But that doesn't exactly work, and ends up with an out-of-bounds assertion error. I know I could use a reverse iterator, but I need the iterator so that I can remove something from the list later on, and the erase() method doesn't work with reverse iterators.
That works. I was just hoping that there was some way for me to do it without having to replace every reference to the list class. For some reason I got into the habit of using lists for everything and forgot about the other containers.
typedefs can be used to help out with that and also on Linux/UNIX systems refactoring can often be eased with grep/find/sed. For example:
> find -name '*.[hc]pp' -exec grep -Hn --color 'std::list' {} \;
Find all occurrences of the target string and verify that this expression does not pick up anything that you do not want to replace. If everything looks good, then perform the replace:
> find -name '*.[hc]pp' -exec sed -i 's/std::list/std::deque/g' {} \;
Just curious as to why you need to get an iterator to the last element in the list?
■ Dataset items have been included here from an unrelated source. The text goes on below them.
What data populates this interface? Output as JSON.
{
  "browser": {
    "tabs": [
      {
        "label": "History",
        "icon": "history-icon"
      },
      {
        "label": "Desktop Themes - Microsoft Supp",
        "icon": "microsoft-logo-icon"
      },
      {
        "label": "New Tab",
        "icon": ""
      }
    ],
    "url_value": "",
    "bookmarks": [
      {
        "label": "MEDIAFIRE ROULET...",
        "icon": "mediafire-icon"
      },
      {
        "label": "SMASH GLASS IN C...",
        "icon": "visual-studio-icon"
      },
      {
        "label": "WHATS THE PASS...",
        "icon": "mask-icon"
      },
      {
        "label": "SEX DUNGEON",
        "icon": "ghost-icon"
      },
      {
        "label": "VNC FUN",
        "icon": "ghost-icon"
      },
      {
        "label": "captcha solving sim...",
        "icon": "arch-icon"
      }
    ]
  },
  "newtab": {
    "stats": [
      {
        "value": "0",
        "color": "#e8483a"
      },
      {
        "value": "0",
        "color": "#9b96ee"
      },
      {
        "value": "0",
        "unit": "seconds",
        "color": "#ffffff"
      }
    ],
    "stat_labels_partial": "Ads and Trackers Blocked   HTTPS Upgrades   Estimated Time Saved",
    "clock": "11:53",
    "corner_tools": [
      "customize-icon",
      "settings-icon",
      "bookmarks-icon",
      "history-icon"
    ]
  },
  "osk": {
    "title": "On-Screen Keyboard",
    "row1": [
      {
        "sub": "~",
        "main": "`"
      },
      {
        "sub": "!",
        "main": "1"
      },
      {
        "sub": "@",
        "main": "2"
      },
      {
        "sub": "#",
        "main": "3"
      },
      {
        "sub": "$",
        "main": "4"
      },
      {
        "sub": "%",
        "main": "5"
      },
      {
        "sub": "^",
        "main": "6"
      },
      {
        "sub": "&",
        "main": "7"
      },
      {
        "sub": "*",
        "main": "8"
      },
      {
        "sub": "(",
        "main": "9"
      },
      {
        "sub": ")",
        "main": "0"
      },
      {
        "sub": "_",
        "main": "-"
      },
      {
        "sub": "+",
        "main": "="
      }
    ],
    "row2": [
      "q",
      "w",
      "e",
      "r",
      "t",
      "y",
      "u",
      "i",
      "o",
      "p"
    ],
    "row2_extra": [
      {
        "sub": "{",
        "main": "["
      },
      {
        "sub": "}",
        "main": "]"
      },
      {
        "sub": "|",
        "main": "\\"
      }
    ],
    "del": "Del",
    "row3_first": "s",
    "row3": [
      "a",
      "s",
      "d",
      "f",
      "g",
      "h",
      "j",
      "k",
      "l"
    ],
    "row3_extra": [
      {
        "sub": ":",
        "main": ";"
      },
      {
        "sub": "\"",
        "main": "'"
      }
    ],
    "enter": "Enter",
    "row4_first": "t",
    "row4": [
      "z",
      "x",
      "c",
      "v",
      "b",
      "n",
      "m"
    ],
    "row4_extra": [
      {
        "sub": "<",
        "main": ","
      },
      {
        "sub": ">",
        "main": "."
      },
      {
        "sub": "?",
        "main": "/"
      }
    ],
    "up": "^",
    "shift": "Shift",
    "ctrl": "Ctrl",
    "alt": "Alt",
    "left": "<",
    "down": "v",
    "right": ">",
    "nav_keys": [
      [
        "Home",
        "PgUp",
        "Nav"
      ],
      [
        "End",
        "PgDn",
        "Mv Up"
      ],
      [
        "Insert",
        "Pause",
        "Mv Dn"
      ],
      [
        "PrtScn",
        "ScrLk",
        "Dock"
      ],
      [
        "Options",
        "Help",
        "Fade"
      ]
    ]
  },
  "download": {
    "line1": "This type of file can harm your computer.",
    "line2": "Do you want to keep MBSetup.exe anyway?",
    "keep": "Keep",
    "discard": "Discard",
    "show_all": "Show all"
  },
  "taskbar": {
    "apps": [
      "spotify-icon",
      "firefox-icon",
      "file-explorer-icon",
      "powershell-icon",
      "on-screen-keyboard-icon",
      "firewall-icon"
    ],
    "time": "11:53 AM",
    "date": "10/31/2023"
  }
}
All of the STL algorithms and all of the STL itself in general works by specifying
the open-ended range [ first, last ), where last is "one past" the last element
in the range.
Find all occurrences of the target string and verify that this expression does not pick up anything that you do not want to replace. If everything looks good, then perform the replace:
> find -name '*.[hc]pp' -exec sed -i 's/std::list/std::deque/g' {} \;
Er... how is that supposed to help me?
I need the last element in an iterator so I can get the position of a value that was just pushed onto the container.